I am using Ubuntu 16.04+nvidia-375 driver with three GPUs (Compute Mode=Default):
- GTX Titan X
- Quadro M6000
- GTX 580
When I run example 0_Simple/simpleMultiGPU I encounter “code=46(cudaErrorDevicesUnavailable)”, that translates to all CUDA-capable devices are busy or unavailable.
The same error I encounter in my own code:
- sometimes only Titan X and M6000 works, while GTX 580 is busy
- sometimes (after application relaunch) only GTX 580 works well, while Titan X and M6000 are busy
Also these launches work:
- CUDA_VISIBLE_DEVICES=0 ./simpleMultiGPU
- CUDA_VISIBLE_DEVICES=1 ./simpleMultiGPU
- CUDA_VISIBLE_DEVICES=2 ./simpleMultiGPU
- CUDA_VISIBLE_DEVICES=0,2 ./simpleMultiGPU
But these don’t work:
- CUDA_VISIBLE_DEVICES=0,1 ./simpleMultiGPU
- CUDA_VISIBLE_DEVICES=1,2 ./simpleMultiGPU
- CUDA_VISIBLE_DEVICES=0,1,2 ./simpleMultiGPU
GTX 580 corresponds to digit “1”. So there are some incompatibility between GTX 580 and other two GPUs? How can it be fixed?
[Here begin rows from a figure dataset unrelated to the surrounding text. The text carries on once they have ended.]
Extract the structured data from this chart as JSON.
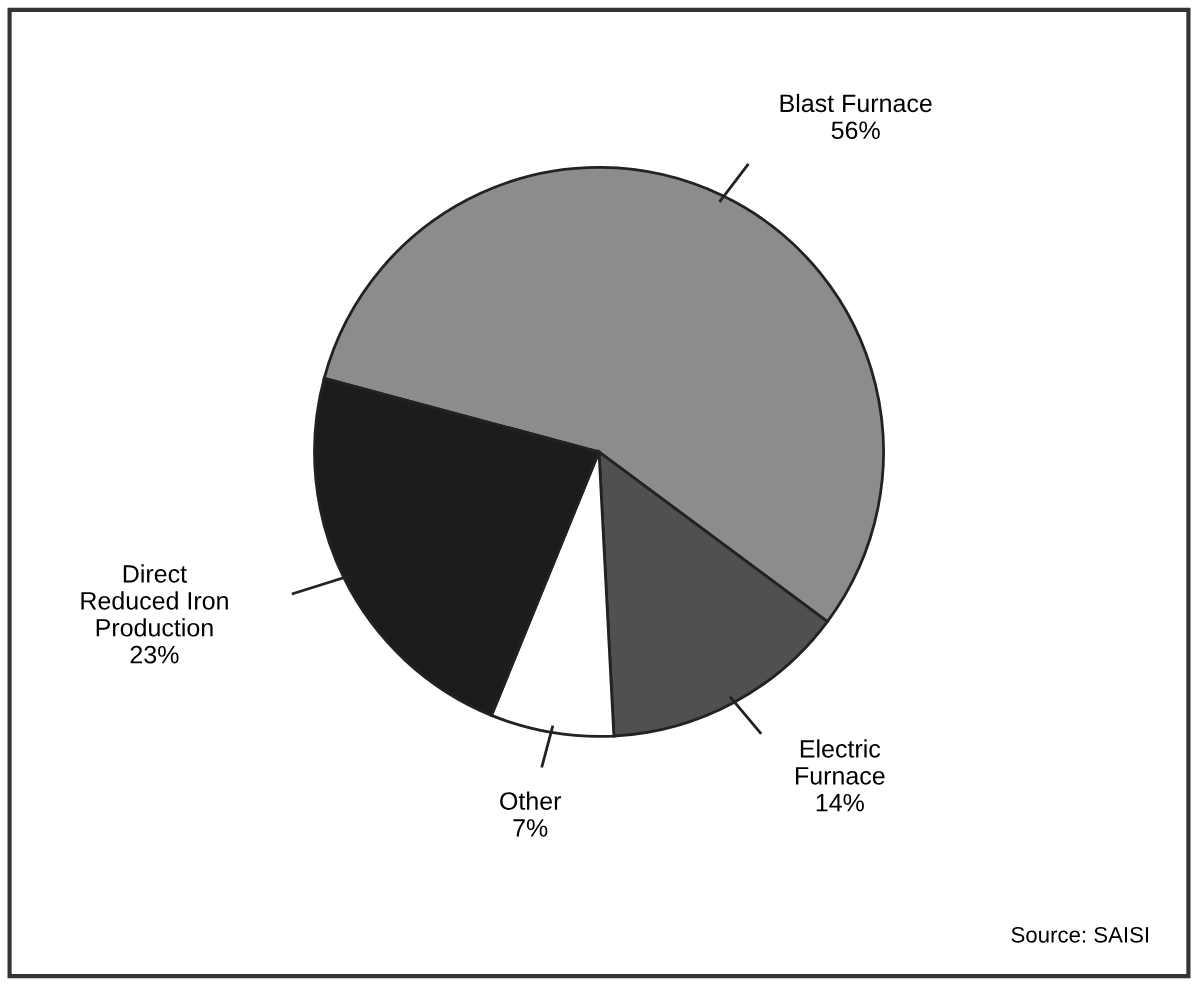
{
  "chart_data": {
    "type": "pie",
    "categories": [
      "Blast Furnace",
      "Electric Furnace",
      "Other",
      "Direct Reduced Iron Production"
    ],
    "values": [
      56,
      14,
      7,
      23
    ],
    "colors": [
      "#8c8c8c",
      "#505050",
      "#ffffff",
      "#1c1c1c"
    ],
    "value_labels": [
      "56%",
      "14%",
      "7%",
      "23%"
    ],
    "annotations": [
      "Source: SAISI"
    ]
  }
}
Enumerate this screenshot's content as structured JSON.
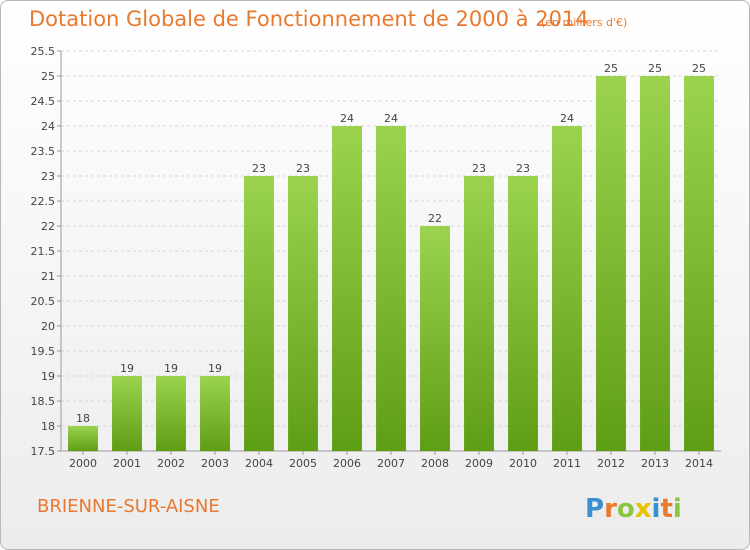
{
  "header": {
    "title": "Dotation Globale de Fonctionnement de 2000 à 2014",
    "unit": "(en milliers d'€)"
  },
  "footer": {
    "commune": "BRIENNE-SUR-AISNE",
    "logo_text": "Proxiti"
  },
  "colors": {
    "accent": "#e8792e",
    "bar_light": "#9bd34e",
    "bar_dark": "#5e9e14"
  },
  "chart_data": {
    "type": "bar",
    "categories": [
      "2000",
      "2001",
      "2002",
      "2003",
      "2004",
      "2005",
      "2006",
      "2007",
      "2008",
      "2009",
      "2010",
      "2011",
      "2012",
      "2013",
      "2014"
    ],
    "values": [
      18,
      19,
      19,
      19,
      23,
      23,
      24,
      24,
      22,
      23,
      23,
      24,
      25,
      25,
      25
    ],
    "data_labels": [
      "18",
      "19",
      "19",
      "19",
      "23",
      "23",
      "24",
      "24",
      "22",
      "23",
      "23",
      "24",
      "25",
      "25",
      "25"
    ],
    "y_ticks": [
      "17.5",
      "18",
      "18.5",
      "19",
      "19.5",
      "20",
      "20.5",
      "21",
      "21.5",
      "22",
      "22.5",
      "23",
      "23.5",
      "24",
      "24.5",
      "25",
      "25.5"
    ],
    "ylim": [
      17.5,
      25.5
    ],
    "grid": true,
    "title": "Dotation Globale de Fonctionnement de 2000 à 2014",
    "xlabel": "",
    "ylabel": ""
  }
}
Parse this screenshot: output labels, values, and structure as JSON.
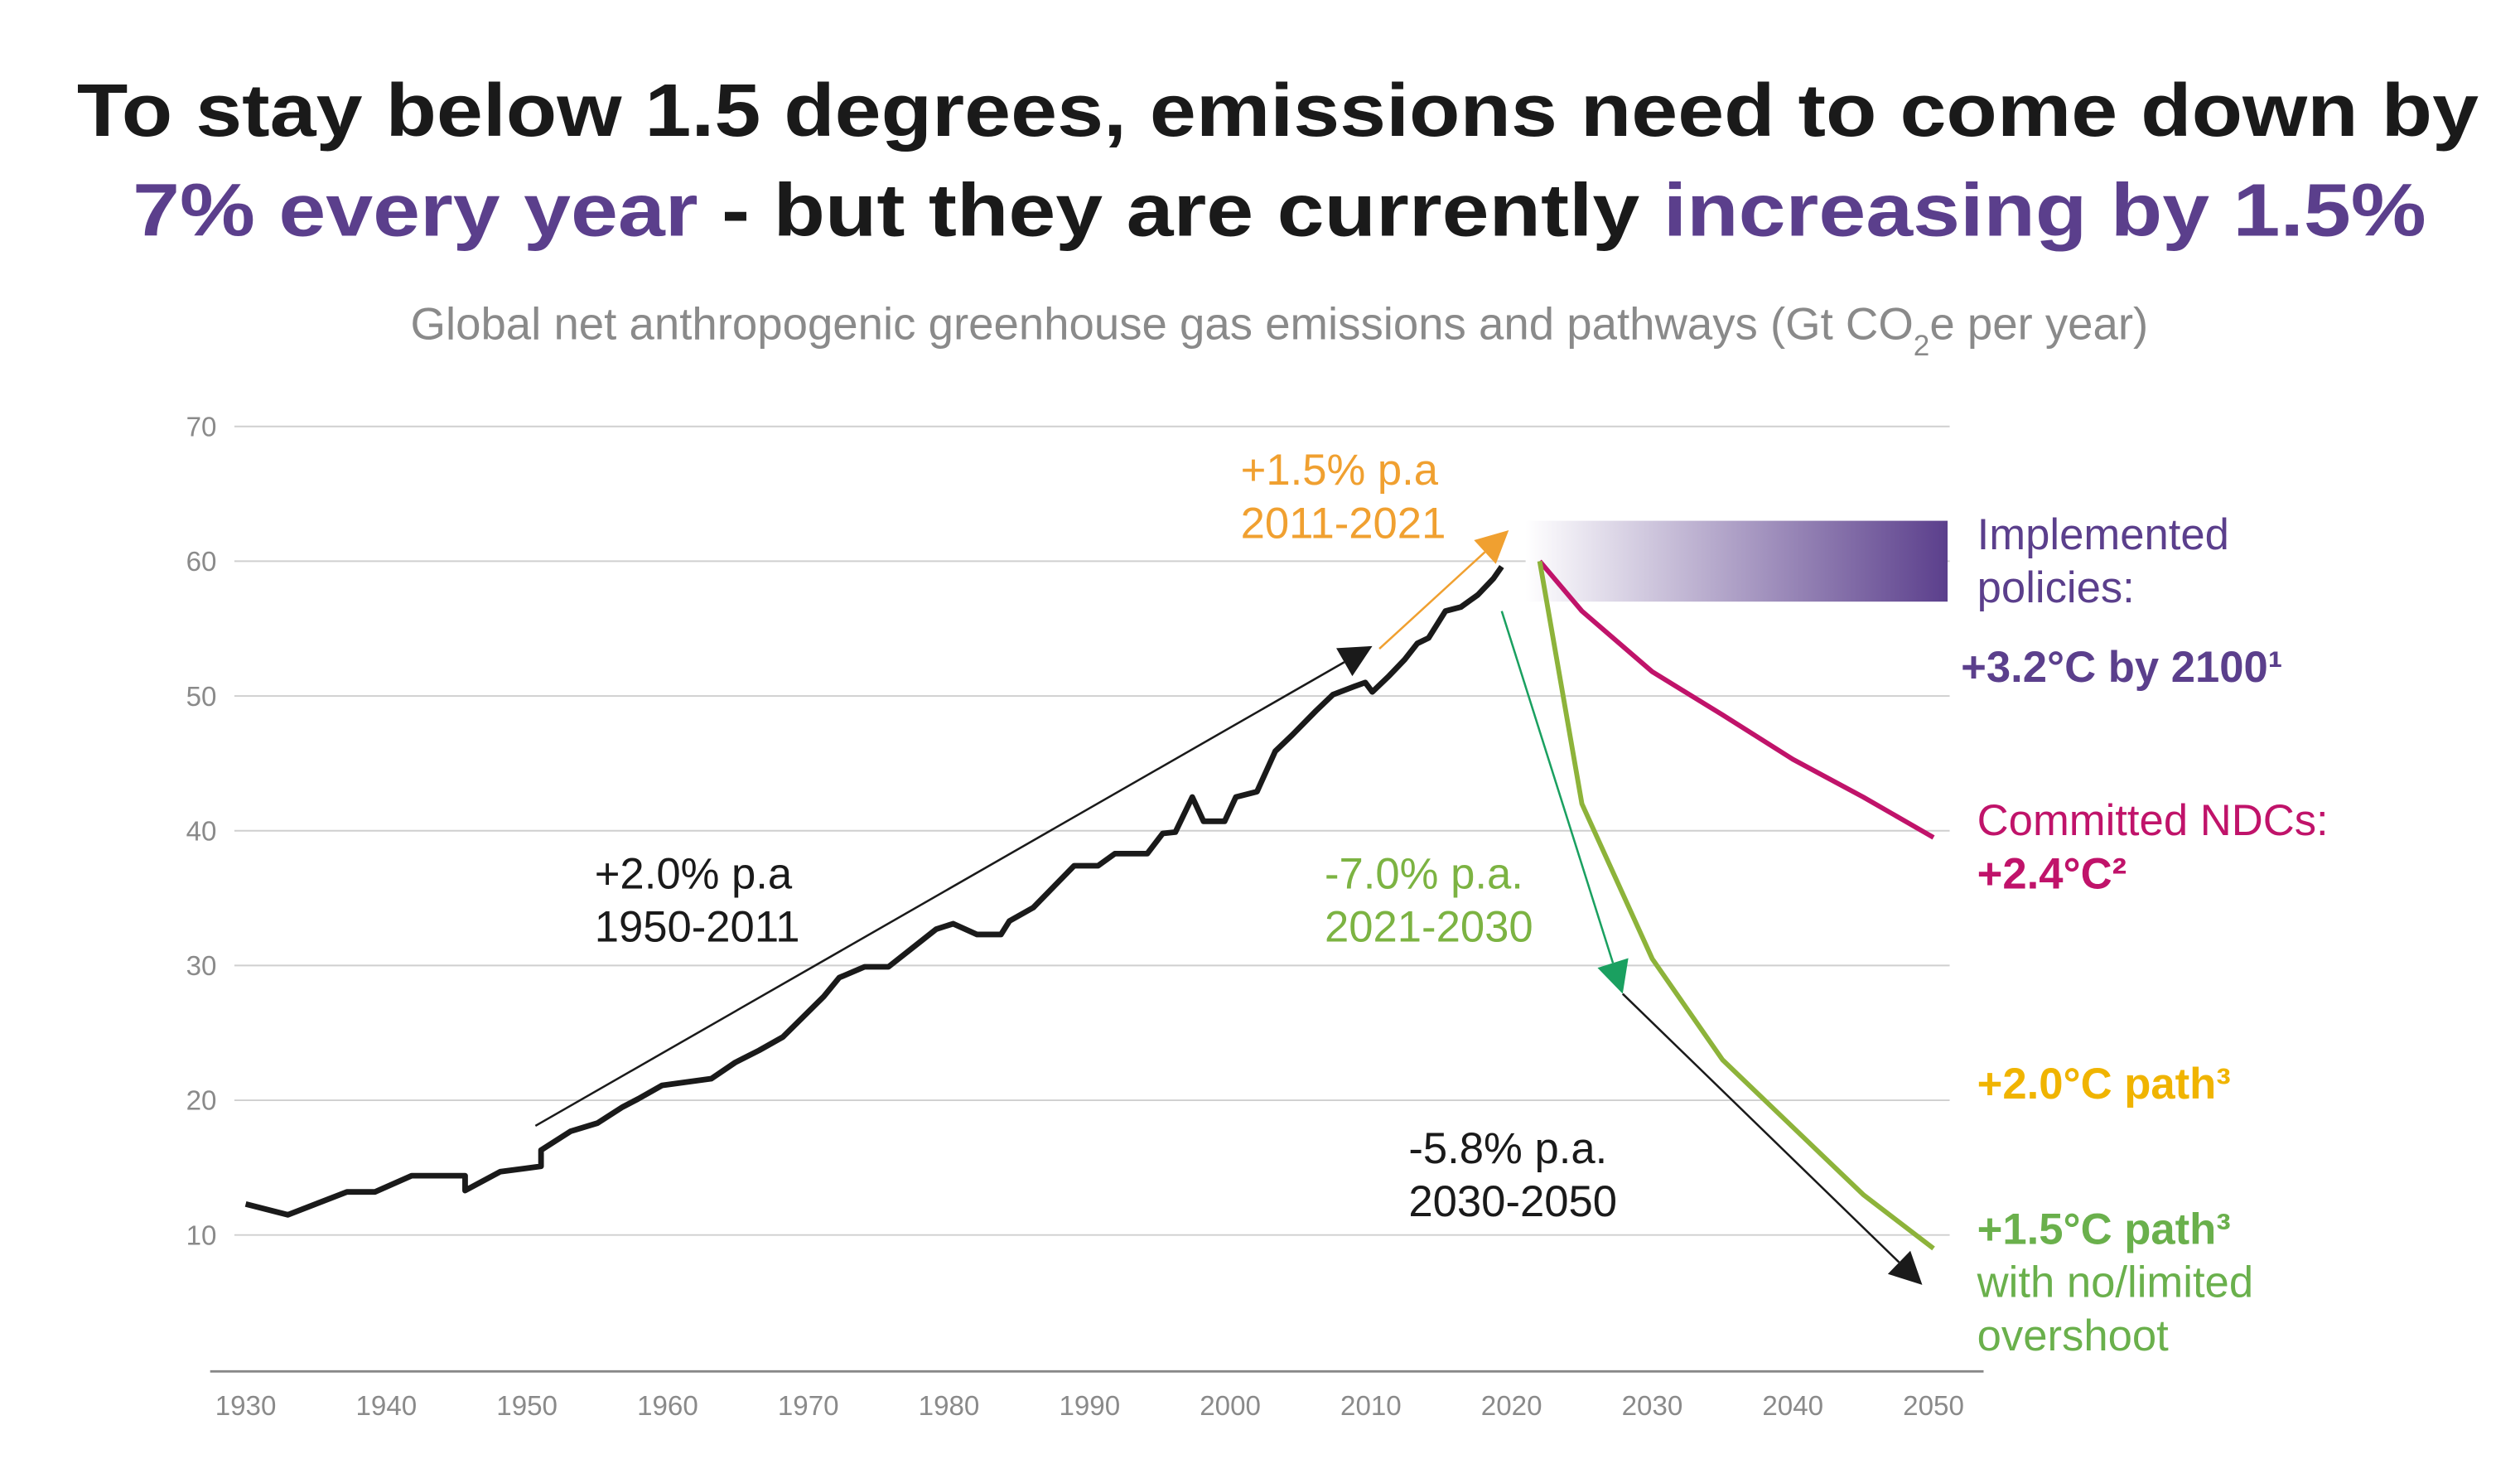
{
  "chart_data": {
    "type": "line",
    "title": {
      "line1": "To stay below 1.5 degrees, emissions need to come down by",
      "line2": [
        "7% every year",
        " - but they are currently ",
        "increasing by 1.5%"
      ]
    },
    "subtitle": [
      "Global net anthropogenic greenhouse gas emissions and pathways (Gt CO",
      "2",
      "e per year)"
    ],
    "xlim": [
      1930,
      2050
    ],
    "xticks": [
      1930,
      1940,
      1950,
      1960,
      1970,
      1980,
      1990,
      2000,
      2010,
      2020,
      2030,
      2040,
      2050
    ],
    "ylim": [
      0,
      70
    ],
    "yticks": [
      10,
      20,
      30,
      40,
      50,
      60,
      70
    ],
    "grid": true,
    "series": [
      {
        "name": "Historical emissions",
        "color": "#1a1a1a",
        "x": [
          1930,
          1933,
          1937.2,
          1939.2,
          1941.8,
          1945.6,
          1945.6,
          1948.1,
          1951,
          1951,
          1953.1,
          1955,
          1956.8,
          1957.9,
          1959.6,
          1963.1,
          1964.8,
          1966.5,
          1968.2,
          1971.1,
          1972.2,
          1974,
          1975.7,
          1979.1,
          1980.3,
          1982,
          1983.7,
          1984.3,
          1986,
          1988.9,
          1990.6,
          1991.8,
          1994.1,
          1995.2,
          1996.1,
          1997.3,
          1998.1,
          1999.6,
          2000.4,
          2001.9,
          2003.2,
          2004.4,
          2006.1,
          2007.3,
          2008.8,
          2009.6,
          2010.1,
          2011.3,
          2012.4,
          2013.3,
          2014.1,
          2015.3,
          2016.4,
          2017.6,
          2018.7,
          2019.3
        ],
        "values": [
          12.3,
          11.5,
          13.2,
          13.2,
          14.4,
          14.4,
          13.3,
          14.7,
          15.1,
          16.3,
          17.7,
          18.3,
          19.5,
          20.1,
          21.1,
          21.6,
          22.8,
          23.7,
          24.7,
          27.7,
          29.1,
          29.9,
          29.9,
          32.7,
          33.1,
          32.3,
          32.3,
          33.3,
          34.3,
          37.4,
          37.4,
          38.3,
          38.3,
          39.8,
          39.9,
          42.5,
          40.7,
          40.7,
          42.5,
          42.9,
          45.9,
          47.1,
          48.9,
          50.1,
          50.7,
          51,
          50.3,
          51.5,
          52.7,
          53.9,
          54.3,
          56.3,
          56.6,
          57.5,
          58.7,
          59.6
        ]
      },
      {
        "name": "Committed NDCs",
        "color": "#c0136a",
        "x": [
          2022,
          2025,
          2030,
          2035,
          2040,
          2045,
          2050
        ],
        "values": [
          60,
          56.3,
          51.8,
          48.6,
          45.3,
          42.5,
          39.5
        ]
      },
      {
        "name": "+1.5°C path",
        "color": "#8db33a",
        "x": [
          2022,
          2025,
          2030,
          2035,
          2040,
          2045,
          2050
        ],
        "values": [
          60,
          42,
          30.5,
          23,
          18,
          13,
          9
        ]
      }
    ],
    "policy_band": {
      "from": 2021,
      "to": 2051,
      "low": 57,
      "high": 63,
      "color": "#5b3f8c"
    },
    "arrows": [
      {
        "color": "#1a1a1a",
        "from": [
          1950.6,
          18.1
        ],
        "to": [
          2010.1,
          53.7
        ]
      },
      {
        "color": "#f0a030",
        "from": [
          2010.6,
          53.5
        ],
        "to": [
          2019.8,
          62.3
        ]
      },
      {
        "color": "#1aa060",
        "from": [
          2019.3,
          56.3
        ],
        "to": [
          2027.9,
          27.9
        ]
      },
      {
        "color": "#1a1a1a",
        "from": [
          2027.9,
          27.9
        ],
        "to": [
          2049.2,
          6.3
        ]
      }
    ],
    "annotations": [
      {
        "lines": [
          "+2.0% p.a",
          "1950-2011"
        ],
        "color": "#1a1a1a"
      },
      {
        "lines": [
          "+1.5% p.a",
          "2011-2021"
        ],
        "color": "#f0a030"
      },
      {
        "lines": [
          "-7.0% p.a.",
          "2021-2030"
        ],
        "color": "#7cb342"
      },
      {
        "lines": [
          "-5.8% p.a.",
          "2030-2050"
        ],
        "color": "#1a1a1a"
      }
    ],
    "labels": [
      {
        "text": "Implemented",
        "color": "#5b3f8c",
        "bold": false
      },
      {
        "text": "policies:",
        "color": "#5b3f8c",
        "bold": false
      },
      {
        "text": "+3.2°C by 2100¹",
        "color": "#5b3f8c",
        "bold": true
      },
      {
        "text": "Committed NDCs:",
        "color": "#c0136a",
        "bold": false
      },
      {
        "text": "+2.4°C²",
        "color": "#c0136a",
        "bold": true
      },
      {
        "text": "+2.0°C path³",
        "color": "#f0b400",
        "bold": true
      },
      {
        "text": "+1.5°C path³",
        "color": "#6ab04c",
        "bold": true
      },
      {
        "text": "with no/limited",
        "color": "#6ab04c",
        "bold": false
      },
      {
        "text": "overshoot",
        "color": "#6ab04c",
        "bold": false
      }
    ]
  }
}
More interesting is that OpenCL version of my application works well on all three GPUs.
nvidia-smi output:
+-----------------------------------------------------------------------------+
| NVIDIA-SMI 375.39 Driver Version: 375.39 |
|-------------------------------+----------------------+----------------------+
| GPU Name Persistence-M| Bus-Id Disp.A | Volatile Uncorr. ECC |
| Fan Temp Perf Pwr:Usage/Cap| Memory-Usage | GPU-Util Compute M. |
|===============================+======================+======================|
| 0 GeForce GTX TIT... Off | 0000:05:00.0 On | N/A |
| 22% 40C P8 16W / 250W | 329MiB / 12205MiB | 0% Default |
+-------------------------------+----------------------+----------------------+
| 1 Quadro M6000 Off | 0000:09:00.0 Off | Off |
| 26% 43C P5 17W / 250W | 1MiB / 12207MiB | 0% Default |
+-------------------------------+----------------------+----------------------+
| 2 GeForce GTX 580 Off | 0000:0B:00.0 N/A | N/A |
| 41% 40C P0 N/A / N/A | 0MiB / 3004MiB | N/A Default |
+-------------------------------+----------------------+----------------------+
A lot of users have the same problem for seven years (on this forum - https://devtalk.nvidia.com/search/more/sitecommentsearch/all%20CUDA-capable%20devices%20are%20busy%20or%20unavailable/, on stackoverflow and in other places). The problem is more strange because OpenCL works fine (in despite of working over CUDA backend).
What is the reason of such behaivour?